Der Stil ist fließend, so natürlich und unaufdringlich und selbstverständlich wie das Ein- und Ausatmen des Meeres mit Ebbe und Flut. Die an genau passender Stelle eingestreuten Bemerkungen sind klug und witzig, was einem als Leser leider selten begegnet.
Die Dialoge sind so lebensecht und figurenspezifisch, daß die direkte Rede (in meinen Augen die Königsdisziplin beim Schreiben) von den Lesenden an keiner Stelle als störend empfunden wird.
Die Autorin beschenkt uns den ganzen Roman hindurch mit klugen und poetischen Metaphern.
So ganz nebenbei und sehr klug behandelt die Autorin auch Fragen der bildenden Kunst und des künstlerischen Ringens und Schaffens. Eine unbedingte Bereicherung.
Die Autorin in meinen Augen bei der Beschreibung des großen Ereignisses des 70. Geburtstages von Adam, auf den ja im Buch alles zusteuert, eine große Chance vertan, indem sie die tragische Komik, die sich durch das Aufeinanderprallen der verschiedenen Charaktere und Erwartungshaltungen ergibt, zu wenig zelebriert. Schade, wo sie doch den ganzen Roman über gezeigt hat, über welch klugen und feinsinnigen Humor sie verfügt.
Schreibende müssen nicht jede aufgeworfene Frage eines Romans beantworten, man darf durchaus das ein oder andere offen lassen. Doch wenn sich ein Buch dadurch auszeichnen läßt, daß sich die Wahrheitsliebe und Aufklärung als einer der roten Fäden durch das Werk zieht, dann kann man als Autorin nicht einfach am Ende die Beantwortung der Kernfrage nur andeuten, sie muß explizit und unmissverständlich ausgesprochen werden.
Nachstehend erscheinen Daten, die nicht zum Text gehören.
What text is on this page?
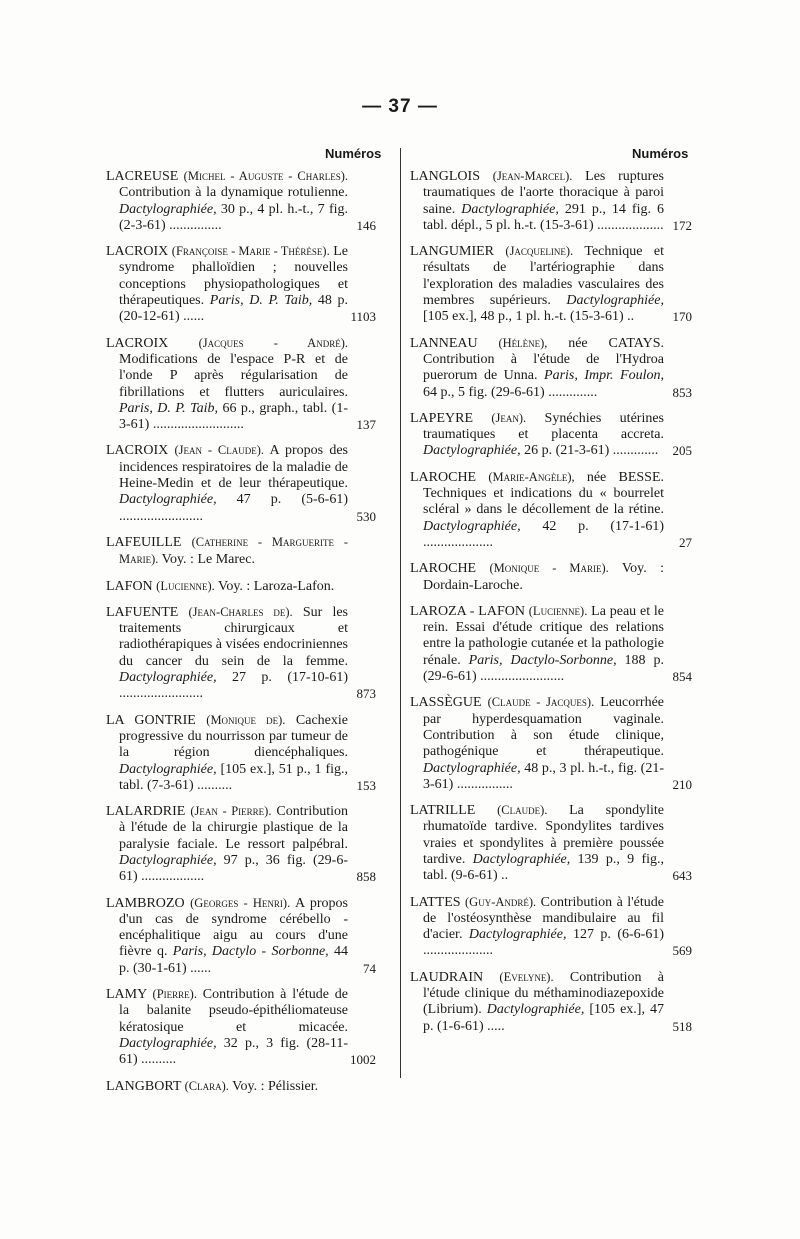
— 37 —
Numéros	Numéros
LACREUSE (Michel - Auguste - Charles). Contribution à la dynamique rotulienne. Dactylographiée, 30 p., 4 pl. h.-t., 7 fig. (2-3-61) ...............	146
LACROIX (Françoise - Marie - Thérèse). Le syndrome phalloïdien ; nouvelles conceptions physiopathologiques et thérapeutiques. Paris, D. P. Taib, 48 p. (20-12-61) ......	1103
LACROIX (Jacques - André). Modifications de l'espace P-R et de l'onde P après régularisation de fibrillations et flutters auriculaires. Paris, D. P. Taib, 66 p., graph., tabl. (1-3-61) ..........................	137
LACROIX (Jean - Claude). A propos des incidences respiratoires de la maladie de Heine-Medin et de leur thérapeutique. Dactylographiée, 47 p. (5-6-61) ........................	530
LAFEUILLE (Catherine - Marguerite - Marie). Voy. : Le Marec.
LAFON (Lucienne). Voy. : Laroza-Lafon.
LAFUENTE (Jean-Charles de). Sur les traitements chirurgicaux et radiothérapiques à visées endocriniennes du cancer du sein de la femme. Dactylographiée, 27 p. (17-10-61) ........................	873
LA GONTRIE (Monique de). Cachexie progressive du nourrisson par tumeur de la région diencéphaliques. Dactylographiée, [105 ex.], 51 p., 1 fig., tabl. (7-3-61) ..........	153
LALARDRIE (Jean - Pierre). Contribution à l'étude de la chirurgie plastique de la paralysie faciale. Le ressort palpébral. Dactylographiée, 97 p., 36 fig. (29-6-61) ..................	858
LAMBROZO (Georges - Henri). A propos d'un cas de syndrome cérébello - encéphalitique aigu au cours d'une fièvre q. Paris, Dactylo - Sorbonne, 44 p. (30-1-61) ......	74
LAMY (Pierre). Contribution à l'étude de la balanite pseudo-épithéliomateuse kératosique et micacée. Dactylographiée, 32 p., 3 fig. (28-11-61) ..........	1002
LANGBORT (Clara). Voy. : Pélissier.
LANGLOIS (Jean-Marcel). Les ruptures traumatiques de l'aorte thoracique à paroi saine. Dactylographiée, 291 p., 14 fig. 6 tabl. dépl., 5 pl. h.-t. (15-3-61) ................... 172
LANGUMIER (Jacqueline). Technique et résultats de l'artériographie dans l'exploration des maladies vasculaires des membres supérieurs. Dactylographiée, [105 ex.], 48 p., 1 pl. h.-t. (15-3-61) ..	170
LANNEAU (Hélène), née CATAYS. Contribution à l'étude de l'Hydroa puerorum de Unna. Paris, Impr. Foulon, 64 p., 5 fig. (29-6-61) ..............	853
LAPEYRE (Jean). Synéchies utérines traumatiques et placenta accreta. Dactylographiée, 26 p. (21-3-61) ............. 205
LAROCHE (Marie-Angèle), née BESSE. Techniques et indications du « bourrelet scléral » dans le décollement de la rétine. Dactylographiée, 42 p. (17-1-61) ....................	27
LAROCHE (Monique - Marie). Voy. : Dordain-Laroche.
LAROZA - LAFON (Lucienne). La peau et le rein. Essai d'étude critique des relations entre la pathologie cutanée et la pathologie rénale. Paris, Dactylo-Sorbonne, 188 p. (29-6-61) ........................	854
LASSÈGUE (Claude - Jacques). Leucorrhée par hyperdesquamation vaginale. Contribution à son étude clinique, pathogénique et thérapeutique. Dactylographiée, 48 p., 3 pl. h.-t., fig. (21-3-61) ................	210
LATRILLE (Claude). La spondylite rhumatoïde tardive. Spondylites tardives vraies et spondylites à première poussée tardive. Dactylographiée, 139 p., 9 fig., tabl. (9-6-61) ..	643
LATTES (Guy-André). Contribution à l'étude de l'ostéosynthèse mandibulaire au fil d'acier. Dactylographiée, 127 p. (6-6-61) ....................	569
LAUDRAIN (Evelyne). Contribution à l'étude clinique du méthaminodiazepoxide (Librium). Dactylographiée, [105 ex.], 47 p. (1-6-61) .....	518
Man kann sich dann auch nicht einfach hinter US-amerikanischer Prüderie verstecken, um Leser nicht zu verprellen, denen es unangenehm wäre, wenn sie nicht die Möglichkeit bekämen, eine unangenehme Wahrheit zu verdrängen. Daß man als Leser will, daß eine so bedeutende Frage vom Autor nicht unbeantwortet bleibt, hat nichts mit voyeuristischer Neugier zu tun, sondern ist dem Umstand geschuldet, daß die Lesenden ein Recht auf diese Wahrheit haben, um das Geschehene beurteilen und einordnen zu können.
Mir erscheint es ein wenig so, als wäre der Autorin gegen Schluß zu, etwas die Puste ausgegangen.
Wie leider so oft, beschreiben der Klappentext und die Kurzbeschreibung auf der Rückseite des Umschlages den Charakter des Buches nicht ganz zutreffend. Das Buch ist wesentlich reichhaltiger, als man nach dieser Beschreibung erwartet.
Eine der Botschaften dieses Buches ist für mich, daß sich eine Familie nicht primär über das gemeinsame Blut definiert, sondern über die Liebe, die die Menschen einander geben und, daß ein liebevoller Mensch in bescheidenen Verhältnissen ein besseres Familienoberhaupt ist, als ein egozentrisches Genie.
Diese sensible, unbeschwerte und dennoch tiefschürfende Beschreibung einer Familie ist eine unbedingte Leseempfehlung.